Data Processing Agreements, when are they necessary?

Data Protection Laws such as the Protection of Personal Information Act (“POPI”) in South Africa or the European Union’s General Data Protection Regulation (“GDPR”) prescribe certain duties that parties who process data must fulfil to ensure their data processing is lawful. However, responsible parties or data controllers may have further requirements that they would like to impose on parties who process data on their behalf (“processors” or “operators”).

Data Processing Agreements (“DPA”) are therefore used to further regulate the relationship between two or more parties in respect of the personal data that they process in addition to an underlying agreement between them.

Who Are the Parties Involved?

A DPA is typically between two or more parties. A responsible party or data controller and a processor or operator. A DPA may also include a sub-processor depending on the nature of the relationship or the type of processing that the operator will be doing.

When is a DPA Necessary?

A DPA is normally only necessary when a data controller has specific processing requirements over and above that of POPI and/or the GDPR. Data controllers who process large volumes of personal information or very sensitive information may impose extra security and technical requirements on processors or outline the manner of processing in more detail.

A DPA may also be necessary where the contract that forms the basis of the relationship between a controller and processor, for example a service level agreement, does not have any data processing clauses contained within it. The DPA then ensures that all data processing is done lawfully and there are appropriate warranties between the parties to protect them.

Reason That A DPA is Important

DPA’s regulate the relationship between a controller and a processor. As mentioned above, a DPA contains data processing clauses above what may be contained in the founding contract or may form the basis of the processing relationship.
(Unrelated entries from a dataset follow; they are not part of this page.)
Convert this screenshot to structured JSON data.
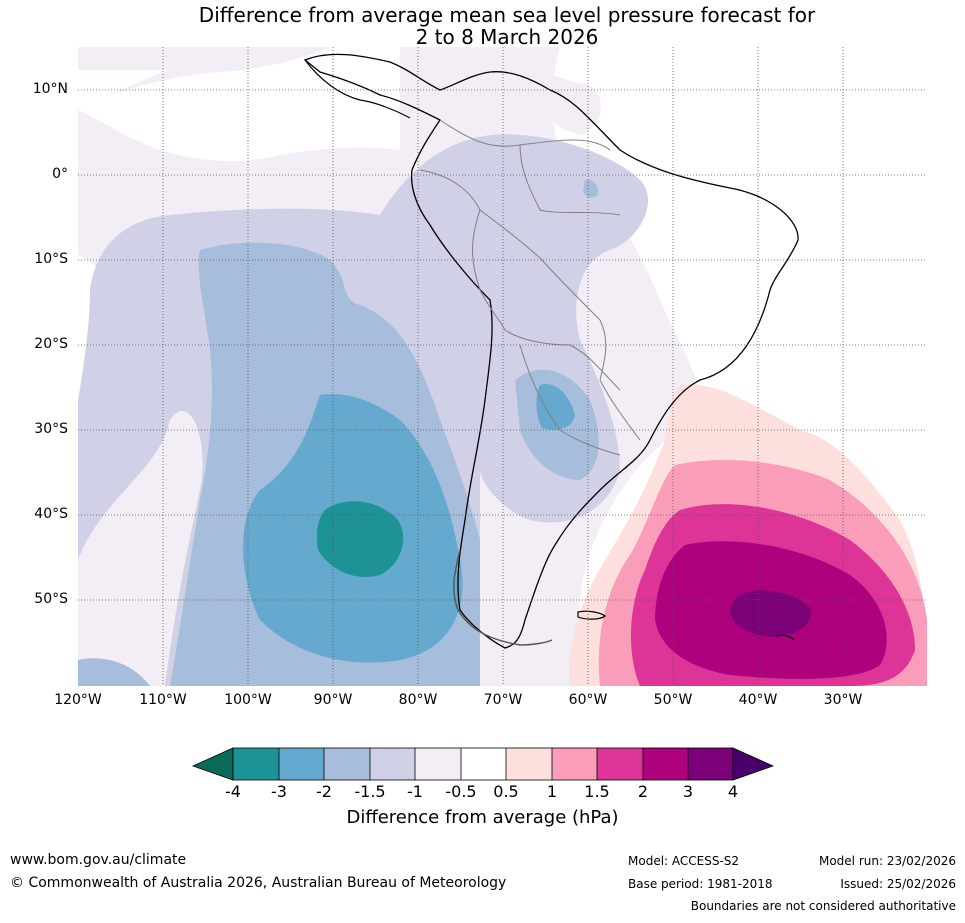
{
  "title_line1": "Difference from average mean sea level pressure forecast for",
  "title_line2": "2 to 8 March 2026",
  "lat_labels": [
    "10°N",
    "0°",
    "10°S",
    "20°S",
    "30°S",
    "40°S",
    "50°S"
  ],
  "lon_labels": [
    "120°W",
    "110°W",
    "100°W",
    "90°W",
    "80°W",
    "70°W",
    "60°W",
    "50°W",
    "40°W",
    "30°W"
  ],
  "colorbar": {
    "title": "Difference from average (hPa)",
    "tick_labels": [
      "-4",
      "-3",
      "-2",
      "-1.5",
      "-1",
      "-0.5",
      "0.5",
      "1",
      "1.5",
      "2",
      "3",
      "4"
    ],
    "colors": {
      "below_min": "#0b6b5a",
      "n4_n3": "#1e9396",
      "n3_n2": "#66a9cf",
      "n2_n15": "#a6bddb",
      "n15_n1": "#d0d1e6",
      "n1_n05": "#f3edf5",
      "n05_05": "#ffffff",
      "p05_1": "#fde0dd",
      "p1_15": "#f99db8",
      "p15_2": "#dd3497",
      "p2_3": "#ae017e",
      "p3_4": "#7a0177",
      "above_max": "#49006a"
    }
  },
  "footer": {
    "url": "www.bom.gov.au/climate",
    "copyright": "© Commonwealth of Australia 2026, Australian Bureau of Meteorology",
    "model": "Model: ACCESS-S2",
    "base_period": "Base period: 1981-2018",
    "model_run": "Model run: 23/02/2026",
    "issued": "Issued: 25/02/2026",
    "disclaimer": "Boundaries are not considered authoritative"
  }
}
DPA’s offer controllers the opportunity to outline and prescribe the way a processor must process information for the controller. The controller has the opportunity to list the exact technical and organisational measures which the processor must have in place. A controller may include the right to conduct data audits into the processor’s systems to ensure the required technical and organisational measures are implemented. Unless unlawful, there is no limit to the structure and length of a DPA. Controllers and processors are thus free to outline as many aspects of their processing relationship as they feel necessary.

DPA’s offer warranties. Warranties are very important contractual clauses; they are legally binding commitments or statements of fact. Where a warranty is found to be untrue or violated the other party is afforded the opportunity to claim damages. DPA’s contain warranties from both controllers and processors. For controllers, it is very important to have warranties from a processor for many aspects including:

  • that their processing will be done in accordance with data protection laws and the DPA to ensure that liability for a data breach of the processor’s systems is mitigated as far as possible;
  • that they have the appropriate technical and organisational measures in place; and/or
  • that they will not misuse the personal data shared with them and that all data will be erased once the agreement is terminated.

For processors, a warranty from the controller is important to ensure that the data they are being provided with to process is done so lawfully and with the consent of the data subject.

DPA’s may therefore not always be necessary to lawfully regulate the relationship between a controller and a processor. Parties should consider whether the processing relationship will be more complex or require additional regulating before deciding to jump into a DPA.